This years Sydney Film Festival is chock-full of structural concepts that, in theory, make a film interesting. From Boyhood‘s 12-year shoot to Fish & Cat‘s one-take to The Disappearance of Eleanor Rigby‘s two-parter to Goal of the Dead‘s director change halfway through, this year cinema that breaks from the norm seems to be in vogue. Steven Knight’s Locke is set primarily in a car, following Ivan Locke (Tom Hardy) as he drives across England to London, propelled by intense amounts of stress and a burning desire to avoid the mistakes of his father. The structural quirk on offer here, though, isn’t unique. A man in a confined space receiving and making phone calls for an entire film was done in 2010, with Rodrigo Cortés‘ sorely underrated Buried. The differences between Buried and Locke are vast, in style, setting and character. One thing stands out primarily, though – Buried is a fully formed film, Locke is merely a screenwriter’s exercise.
A lot of what makes a ‘bottle’ film like Locke successful is the ability to connect or relate to, or even like, the main character. This is probably where Locke went wrong for me. Ivan Locke is an individual whose sanctimonious desire to only do “what’s right” makes him utterly uncompelling. I didn’t care about his problems, his family, his stress – we had no real reason to other than hamfisted backstory Ivan himself has told us. The plot itself, consisting of phone calls that are life-changing and handled in a wholly unrealistic manner, lacks an interesting hook. Whilst the panic over the biggest concrete pouring in England is able to heighten the emotional stakes of his family disintegration, the information we are being given is lacking. The sheer coincidence of the plot feels less like genuine emotional stakes than contrived plot planning, once more the justification “I’ve made my decision” arises and it seems at odds with logic.
The weak coping mechanism of talking to his father ‘in the backseat’, which was both poorly conceived and terribly unsubtle, lets monologue after monologue set up the stakes for an emotional payoff rather than relying on nuance in storytelling. So much characterisation, in fact, was assumed through dialogue over action. We are told he is incredible at his job, is “the best man in England”, is acting completely “out of character”. Without actions, though, we take the film at its literal word – making Hardy’s depiction moreso a caricature than someone real. That’s not to say Hardy does a bad job. His Welsh accent was an odd choice, rendering him mostly monotonous, yet he is an actor who can carry an entire film on his back, which he does here. His physicality in the car is something of note, each time he slaps the dash we feel it, him lashing out in anger seems the only real thing about him.
Whilst there are a few amusing exchanges, primarily with Irish site worker Donal, a lot of the dialogue is either trite – borrowed from other family dramas – or too obvious in their intent.
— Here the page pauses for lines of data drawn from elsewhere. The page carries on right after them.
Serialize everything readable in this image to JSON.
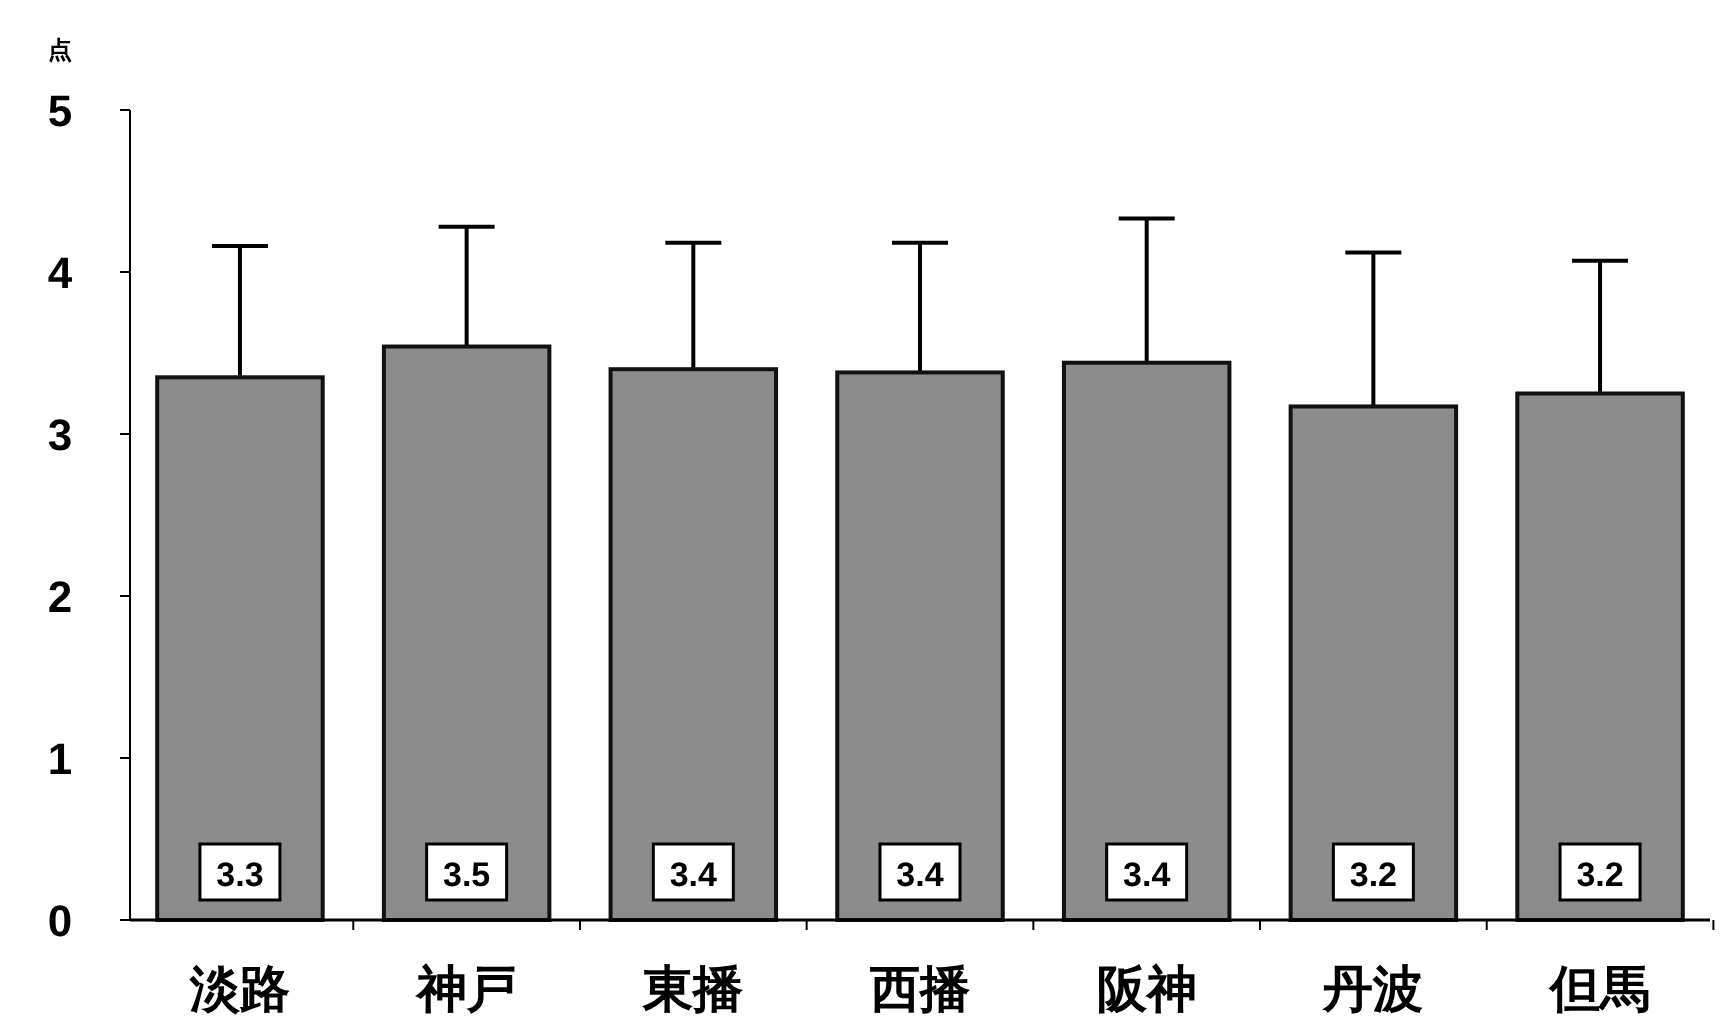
{
  "chart_data": {
    "type": "bar",
    "ylabel": "点",
    "categories": [
      "淡路",
      "神戸",
      "東播",
      "西播",
      "阪神",
      "丹波",
      "但馬"
    ],
    "values": [
      3.35,
      3.54,
      3.4,
      3.38,
      3.44,
      3.17,
      3.25
    ],
    "value_labels": [
      "3.3",
      "3.5",
      "3.4",
      "3.4",
      "3.4",
      "3.2",
      "3.2"
    ],
    "errors": [
      0.81,
      0.74,
      0.78,
      0.8,
      0.89,
      0.95,
      0.82
    ],
    "color": "#8c8c8c",
    "ylim": [
      0,
      5
    ],
    "yticks": [
      0,
      1,
      2,
      3,
      4,
      5
    ],
    "grid": false
  }
}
The scene where Locke tells his superior that he has lost everything and that it’s “just me and my car” was infuriating, essentially citing the narrative hook of the film and selling it as self-realisation. It feels like a first draft script, to be honest, with rough ideas and sequences meandering into one another, still in need of being polished into something intelligent and emotionally sincere.
It’s a disappointment that a film which purports to do something unique with narrative form cannot do the same with narrative content. By virtue of cast and marketing it appears pre-packaged as a thriller, when in fact it is nothing more than a run-of-the-mill melodrama wrapped up in a slick exterior. If we leave Ivan Locke, sans car, we have merely a simplistic arc of family drama and infidelity with intermittent interruptions from a work crisis. In fact, let’s take the plot construction as a whole – we have a man whose personal (family) and work (massive concrete contract) are going to hell in a handbasket in one night and the vessel through which he traverses these issues is the car that takes him from work to family. At the very outset the means of telling, then, is unsubtle thematic positioning through visual and physical construction.
The film’s visuals also suffer. Notwithstanding the fact that most of the shots in the film are either the interior of a car or the freeway, it does little to make them visually interesting or engaging. The only stabs of colour are orange and blue, reflections from streetlights and also an uncomfortable visual link to the monotony of modern movie poster design. The editing department’s main outlet of creativity is superimposing Hardy’s face on shots of the highway, creating an impossible reflection out of splitscreen. The film opens with overly obvious visual cues – he’s indicating left, he closes his eyes to think, he jolts awake at a truck’s horn, he indicates right and drives off down the road less travelled – oh man!
The narrative itself, in particular one which relied so much on portension, ends without satisfying the audience. A clichéd phone call from his son then one final call from the person he’s been driving to see acts as a one-two punch of laziness in tying up narrative strands, in particular the final call, after which the camera leaves his car and lets him drive off with a sense of hope for the future. It feels like the script ran out of creative road, once a certain event happens at the film’s end, Knight doesn’t really know how to deal with the conclusion, Locke delivering a pithy line then the camera leaving him as he drives off into the night. Whilst somewhat interesting in theory, Locke fails to do anything of note with its narrative and that is what brings it down.